Williams goes on: "The writing - 'Smoke for our leader' - that's nothing Marc or someone who writes for him would say. It doesn't sound like Emery at all. 'Use code names. Go to Wal-Mart. Use Western Union.' That's not Marc either.
"I'm worried that someone has my address now and they know what I do. It's an invasion of privacy."
Spokespeople with neither the DEA nor the U.S. Department of Justice in Seattle, Washington, could - or would - shed any light on this caper.
Ditto for RCMP spokesperson Paul Marsh, who refers all questions on the matter to Foreign Affairs in Ottawa, which did not return calls.
Seattle-based prosecutor Todd Greenberg is a little more forthcoming.
"They're trying to make people angry against their government and the U.S. government," he says of the alleged DEA sting, before saying there could be further arrests.
Ian Hillman at the U.S. Consulate in Vancouver, suggests just how large the Emery probe has become, saying, "This nearly involves every state. There are aspects of the investigation where it's not in our interest to reveal how many people are working on it. [But] I understand it involves dozens of people on both sides of the border."
By most accounts, it looks like Emery and two others indicted with him by a Seattle grand jury on May 26 for marijuana seed distribution, marijuana distribution and money laundering are in for an extended judicial adventure.

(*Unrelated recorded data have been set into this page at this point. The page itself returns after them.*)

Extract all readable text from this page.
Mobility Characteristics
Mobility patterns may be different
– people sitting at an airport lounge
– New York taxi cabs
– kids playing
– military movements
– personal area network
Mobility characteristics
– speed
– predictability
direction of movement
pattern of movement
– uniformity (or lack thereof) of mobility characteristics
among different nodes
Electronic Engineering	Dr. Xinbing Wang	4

"This case raises a plethora of unique defences," say prominent Philadelphia lawyer Theodore Simon.
A favourite as a talking head on intricate international cases on Court TV, Simon declares that "it is the law of the requested country [Canada] that prevails in all extradition cases, not the requesting country's [U.S.].
"Does Canada extradite if the action is wholly lawful there? It's the governing laws of Canada that will decide."

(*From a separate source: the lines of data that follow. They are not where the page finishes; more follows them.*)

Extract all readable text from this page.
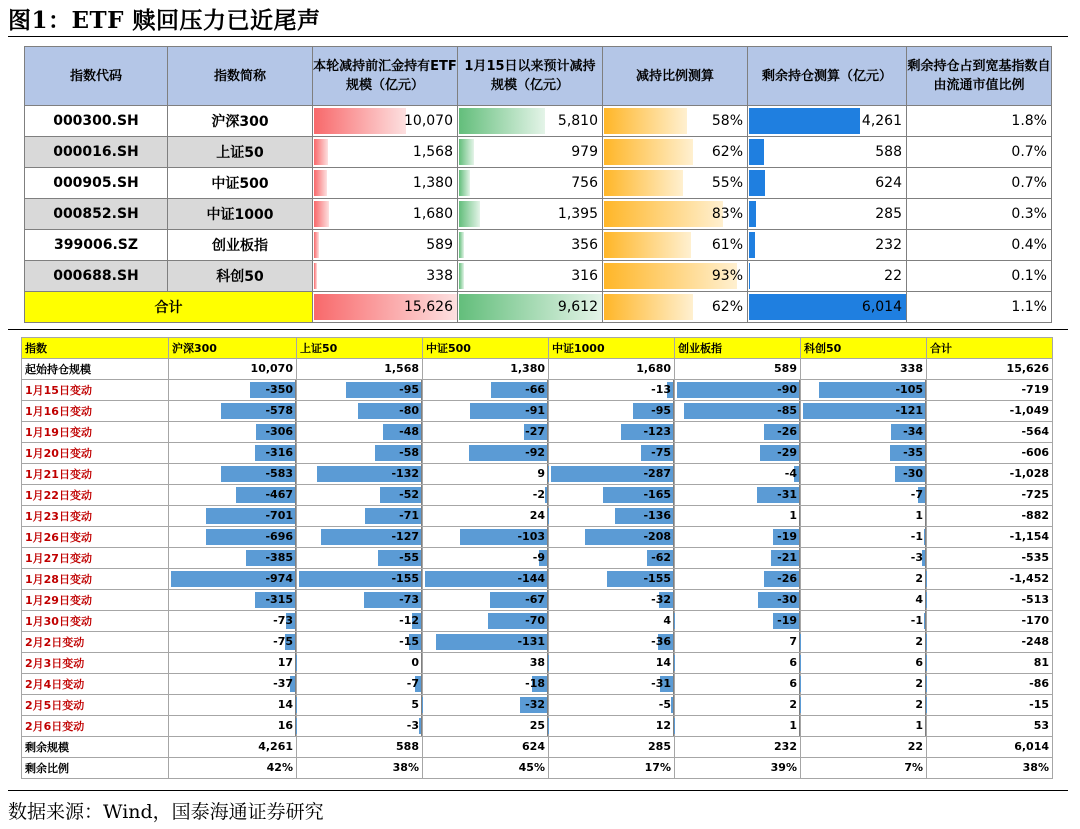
图1：ETF 赎回压力已近尾声
指数代码	指数简称	本轮减持前汇金持有ETF规模（亿元）	1月15日以来预计减持规模（亿元）	减持比例测算	剩余持仓测算（亿元）	剩余持仓占到宽基指数自由流通市值比例
000300.SH	沪深300	10,070	5,810	58%	4,261	1.8%

000016.SH	上证50	1,568	979	62%	588	0.7%

000905.SH	中证500	1,380	756	55%	624	0.7%

000852.SH	中证1000	1,680	1,395	83%	285	0.3%

399006.SZ	创业板指	589	356	61%	232	0.4%

000688.SH	科创50	338	316	93%	22	0.1%

合计		15,626	9,612	62%	6,014	1.1%
指数	沪深300	上证50	中证500	中证1000	创业板指	科创50	合计
起始持仓规模	10,070	1,568	1,380	1,680	589	338	15,626

1月15日变动	-350	-95	-66	-13	-90	-105	-719

1月16日变动	-578	-80	-91	-95	-85	-121	-1,049

1月19日变动	-306	-48	-27	-123	-26	-34	-564

1月20日变动	-316	-58	-92	-75	-29	-35	-606

1月21日变动	-583	-132	9	-287	-4	-30	-1,028

1月22日变动	-467	-52	-2	-165	-31	-7	-725

1月23日变动	-701	-71	24	-136	1	1	-882

1月26日变动	-696	-127	-103	-208	-19	-1	-1,154

1月27日变动	-385	-55	-9	-62	-21	-3	-535

1月28日变动	-974	-155	-144	-155	-26	2	-1,452

1月29日变动	-315	-73	-67	-32	-30	4	-513

1月30日变动	-73	-12	-70	4	-19	-1	-170

2月2日变动	-75	-15	-131	-36	7	2	-248

2月3日变动	17	0	38	14	6	6	81

2月4日变动	-37	-7	-18	-31	6	2	-86

2月5日变动	14	5	-32	-5	2	2	-15

2月6日变动	16	-3	25	12	1	1	53

剩余规模	4,261	588	624	285	232	22	6,014

剩余比例	42%	38%	45%	17%	39%	7%	38%
数据来源：Wind，国泰海通证券研究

In a case similar to the Prince of Pot's, the noted lawyer used a lack-of-knowledge defence to win after Canada sought to extradite an American who sold furniture using a "going out of business sale" gimmick.

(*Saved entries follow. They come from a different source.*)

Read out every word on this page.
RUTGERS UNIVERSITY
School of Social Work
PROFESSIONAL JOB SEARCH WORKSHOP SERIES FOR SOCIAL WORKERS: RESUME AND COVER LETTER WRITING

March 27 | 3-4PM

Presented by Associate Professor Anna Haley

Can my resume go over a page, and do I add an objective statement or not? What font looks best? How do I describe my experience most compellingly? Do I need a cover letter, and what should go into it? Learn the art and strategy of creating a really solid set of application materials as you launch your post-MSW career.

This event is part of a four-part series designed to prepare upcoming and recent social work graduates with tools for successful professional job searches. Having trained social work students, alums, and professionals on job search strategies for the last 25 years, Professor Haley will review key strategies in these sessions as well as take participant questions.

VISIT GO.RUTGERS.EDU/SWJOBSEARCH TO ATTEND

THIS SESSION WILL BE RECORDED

Simon says, "Canada has strict laws governing that type of activity [false going-out-of-biz marketing], while it's much looser in the U.S. The law of the U.S. governed his action, and the fellow was unaware that the law is strict in Canada. We prevailed."
He asks, "How will the courts of Canada determine whether Emery knew where [his product] was going? With that type of defence, a person may be protected from extradition."
A court would have to determine, he says, what the conversation was like between the Drug Enforcement Administration agents posing as customers and Emery. "If they said they wanted to buy seeds and bring them back to Arkansas and he engaged them by saying, 'Do it, Little Rock,' then that's evidence that he or his staff knew the seeds were going to the U.S."
The American lawyer is amazed that Emery continues with his defiant admission that he sold south.
Says Emery, with deliberation but quieter than usual: "I've made plenty of American seeds sales and given them away to California med growers and in all the med users' states.
"The last ad Marc Emery Seeds Direct took out was in the San Francisco Bay Guardian. The ad ran June 22 advertising our med pack. Very affordable. Our ad is next to an ad for free med grass consultations. There are 150 seed sellers in California alone."
But U.S. National Association of Criminal Lawyers spokesperson Jack King thinks the DEA may have jurisdictional issues to contend with once the matter gets to court.
"Where does the DEA get jurisdiction to operate in Canada? Under the piracy clause in the U.S. Constitution? That's for the high seas. Last I looked, BC was known for its soil.
"In one respect," he adds, "this is just another trade dispute with Canada."